To get the correct opinion we need to add a few sub-questions as below.
- Are you happy with the performance of candidate A?
- If the answer is “No” -> Do you think B would have performed better or handled the situation better?
- Your opinion on some current affairs.
- If there are negative answers -> then ask if candidate B would have made any difference.
Looking at all of these, the following are the main points to consider while looking at numbers, stats, and reports, etc.
- Data Literacy is a must for everyone. At least basic data literacy is needed for someone who works on data or who uses the data for decision making. Data literacy can be defined as “The ability to read, understand, argue with, and make decisions from information”.
- Always try to see the complete picture.

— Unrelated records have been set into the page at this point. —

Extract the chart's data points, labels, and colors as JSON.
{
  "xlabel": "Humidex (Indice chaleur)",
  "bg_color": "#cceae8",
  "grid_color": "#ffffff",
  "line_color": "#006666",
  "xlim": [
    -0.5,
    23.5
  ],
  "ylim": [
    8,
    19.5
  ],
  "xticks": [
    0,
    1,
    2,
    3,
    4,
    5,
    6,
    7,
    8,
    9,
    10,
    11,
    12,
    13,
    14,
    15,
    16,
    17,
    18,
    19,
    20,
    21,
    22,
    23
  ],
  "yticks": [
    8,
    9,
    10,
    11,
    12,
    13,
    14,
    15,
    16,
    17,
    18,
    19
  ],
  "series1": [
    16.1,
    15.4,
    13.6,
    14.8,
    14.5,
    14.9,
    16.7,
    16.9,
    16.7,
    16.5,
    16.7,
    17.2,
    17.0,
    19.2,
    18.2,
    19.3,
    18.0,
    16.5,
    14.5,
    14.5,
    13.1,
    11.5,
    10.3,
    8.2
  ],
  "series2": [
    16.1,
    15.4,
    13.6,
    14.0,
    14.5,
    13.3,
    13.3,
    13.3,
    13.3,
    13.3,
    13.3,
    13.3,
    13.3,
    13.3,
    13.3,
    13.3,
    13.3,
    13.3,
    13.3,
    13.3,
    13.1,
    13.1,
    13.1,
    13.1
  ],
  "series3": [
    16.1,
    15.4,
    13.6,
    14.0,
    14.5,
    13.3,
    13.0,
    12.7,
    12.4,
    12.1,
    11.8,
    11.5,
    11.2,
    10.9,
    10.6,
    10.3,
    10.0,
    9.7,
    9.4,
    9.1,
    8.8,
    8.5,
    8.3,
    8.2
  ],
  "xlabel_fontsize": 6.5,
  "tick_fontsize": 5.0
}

- While looking at any report give the stress on following points:
- Reporting period.
- Measurement units used (they should be the same across the report).
- Axis manipulation.
- Selection of the charts.
- In case of any aggregate numbers check the following
- Any outliers present in the data.
- Mean, mode, median, standard deviation if any of these values are present then check the rest of the values.
- For Survey’s and opinions, only take it into consideration when the following points are transparent
- The number of participants is considerable comparing the total group.
- Either survey should be random or a clear idea of the participant groups is needed.
- The survey questions should be unbiased.
In this era of data, it is most important to choose the best partners for the data implementation who can either help you in catching biased representation of data or represent the data to you neutrally.